Yükleniyor...
Başlıkta da yazdığım gibi keşke uluslararası alanda ödül alanlar Türk milliyetçileri olsa da derin bir oh çekip sonuna kadar övünerek dünyaya karşı da arkamıza yaslanarak onurlansak. Her ödül ardından gerginlik getirir oldu, Haluk Bilginer’in de aldığı ödül sonrası olan bu oldu. “Acaba Türk karşıtı mı?” sorusu akla geldi. Haluk Bilginer’in Atatürk hakkında yaptığı açıklamalar gündeme geldi, Fetö bağlantılı olduğu iddia edildi. Bir yabancının Türk’e düşman olmasından ziyade bir Türk’ün Türk değerlerinin karşısında olması daha büyük bir sorundur daha büyük bir düşmandır Türk milliyetçileri için.

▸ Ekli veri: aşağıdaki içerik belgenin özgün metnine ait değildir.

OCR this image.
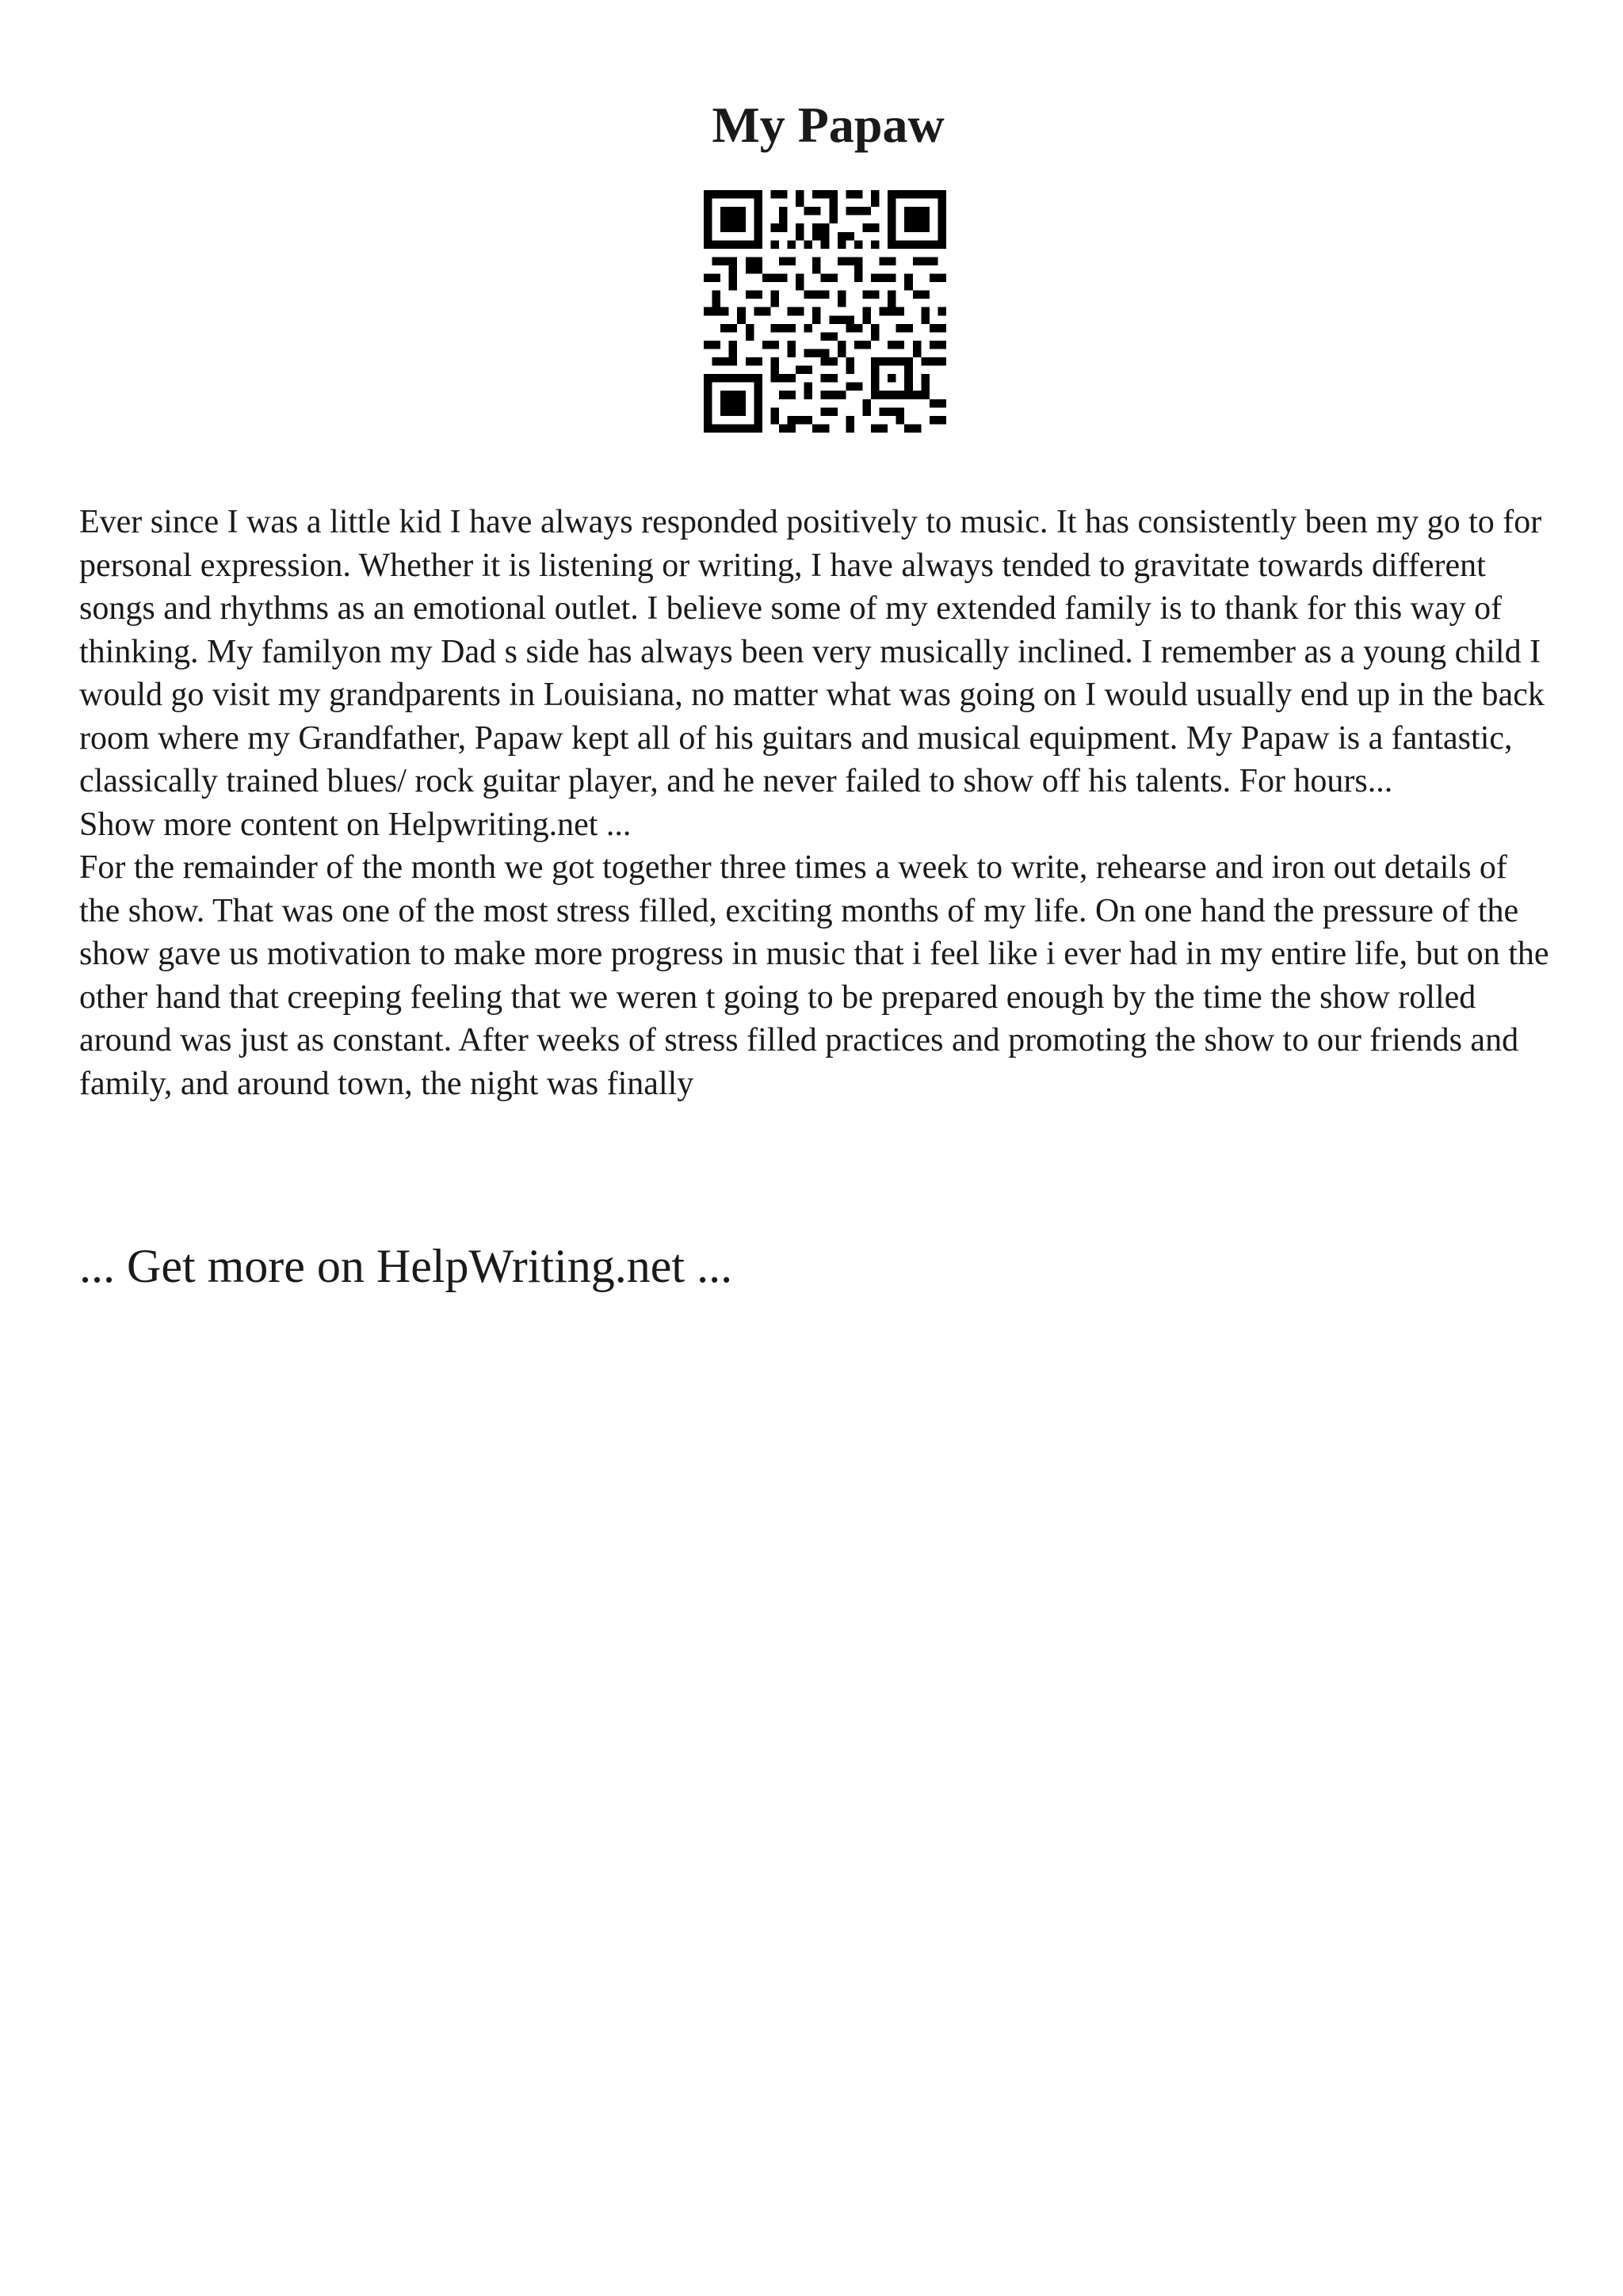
My Papaw

Ever since I was a little kid I have always responded positively to music. It has consistently been my go to for personal expression. Whether it is listening or writing, I have always tended to gravitate towards different songs and rhythms as an emotional outlet. I believe some of my extended family is to thank for this way of thinking. My familyon my Dad s side has always been very musically inclined. I remember as a young child I would go visit my grandparents in Louisiana, no matter what was going on I would usually end up in the back room where my Grandfather, Papaw kept all of his guitars and musical equipment. My Papaw is a fantastic, classically trained blues/ rock guitar player, and he never failed to show off his talents. For hours...

Show more content on Helpwriting.net ...

For the remainder of the month we got together three times a week to write, rehearse and iron out details of the show. That was one of the most stress filled, exciting months of my life. On one hand the pressure of the show gave us motivation to make more progress in music that i feel like i ever had in my entire life, but on the other hand that creeping feeling that we weren t going to be prepared enough by the time the show rolled around was just as constant. After weeks of stress filled practices and promoting the show to our friends and family, and around town, the night was finally

... Get more on HelpWriting.net ...
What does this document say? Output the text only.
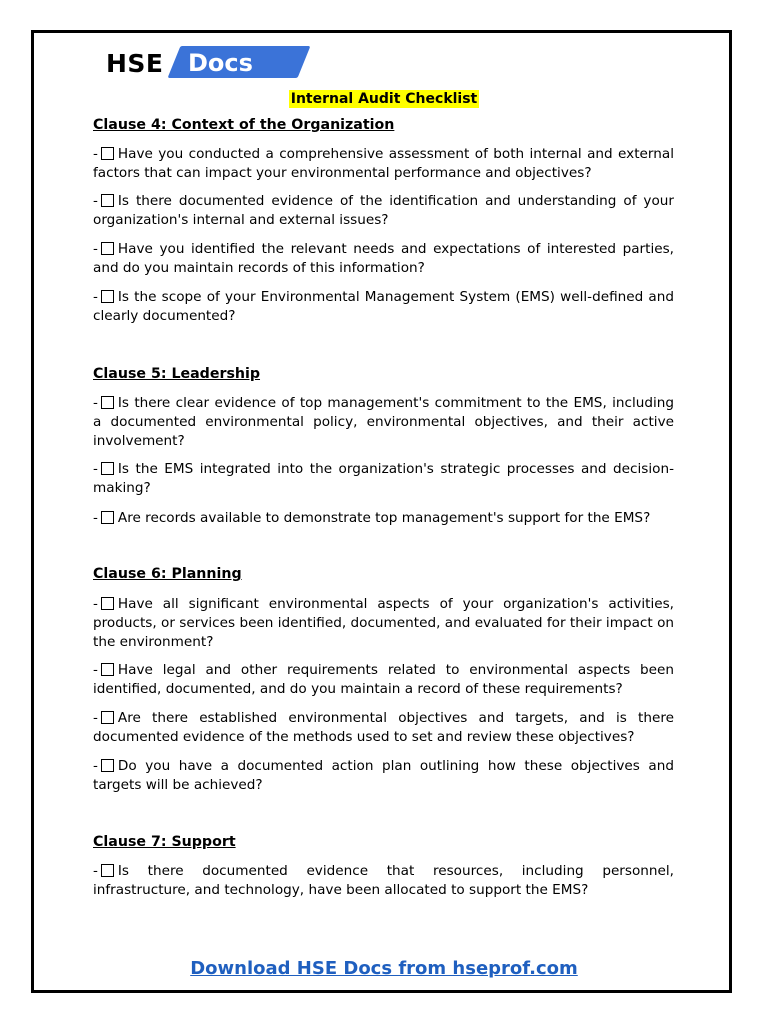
HSE Docs
Internal Audit Checklist

Clause 4: Context of the Organization

- Have you conducted a comprehensive assessment of both internal and external factors that can impact your environmental performance and objectives?

- Is there documented evidence of the identification and understanding of your organization's internal and external issues?

- Have you identified the relevant needs and expectations of interested parties, and do you maintain records of this information?

- Is the scope of your Environmental Management System (EMS) well-defined and clearly documented?

Clause 5: Leadership

- Is there clear evidence of top management's commitment to the EMS, including a documented environmental policy, environmental objectives, and their active involvement?

- Is the EMS integrated into the organization's strategic processes and decision-making?

- Are records available to demonstrate top management's support for the EMS?

Clause 6: Planning

- Have all significant environmental aspects of your organization's activities, products, or services been identified, documented, and evaluated for their impact on the environment?

- Have legal and other requirements related to environmental aspects been identified, documented, and do you maintain a record of these requirements?

- Are there established environmental objectives and targets, and is there documented evidence of the methods used to set and review these objectives?

- Do you have a documented action plan outlining how these objectives and targets will be achieved?

Clause 7: Support

- Is there documented evidence that resources, including personnel, infrastructure, and technology, have been allocated to support the EMS?

Download HSE Docs from hseprof.com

Ödülü alanın Türk olmasına ve konuşmasında “Ödülün Türkiye’ye gitmesine seviniyorum” demesine sevindik ama ödülü alanın Türk milliyetçisi olmamasına üzüldük. Atatürk karşıtı açıklamalarına ise üzülmekten ziyade sinirlendik. Ödül almanın bedeli bu mu? Türk’e karşı olmak mı, Türkün karşısında olanlarla bir arada olmak mı? Çevremden duyduğum “Neyse ki Aziz Sancar var”, uluslararası alanda ödül alıp da rahatladığımız tek isim. Umarım gelecekte ödül alan insanlar Türk milliyetçileri olur da sonunda rahat rahat uluslararası bilinirliğimizdeki kötü algıyı yıkmak için elimizde bir kaç koz olur.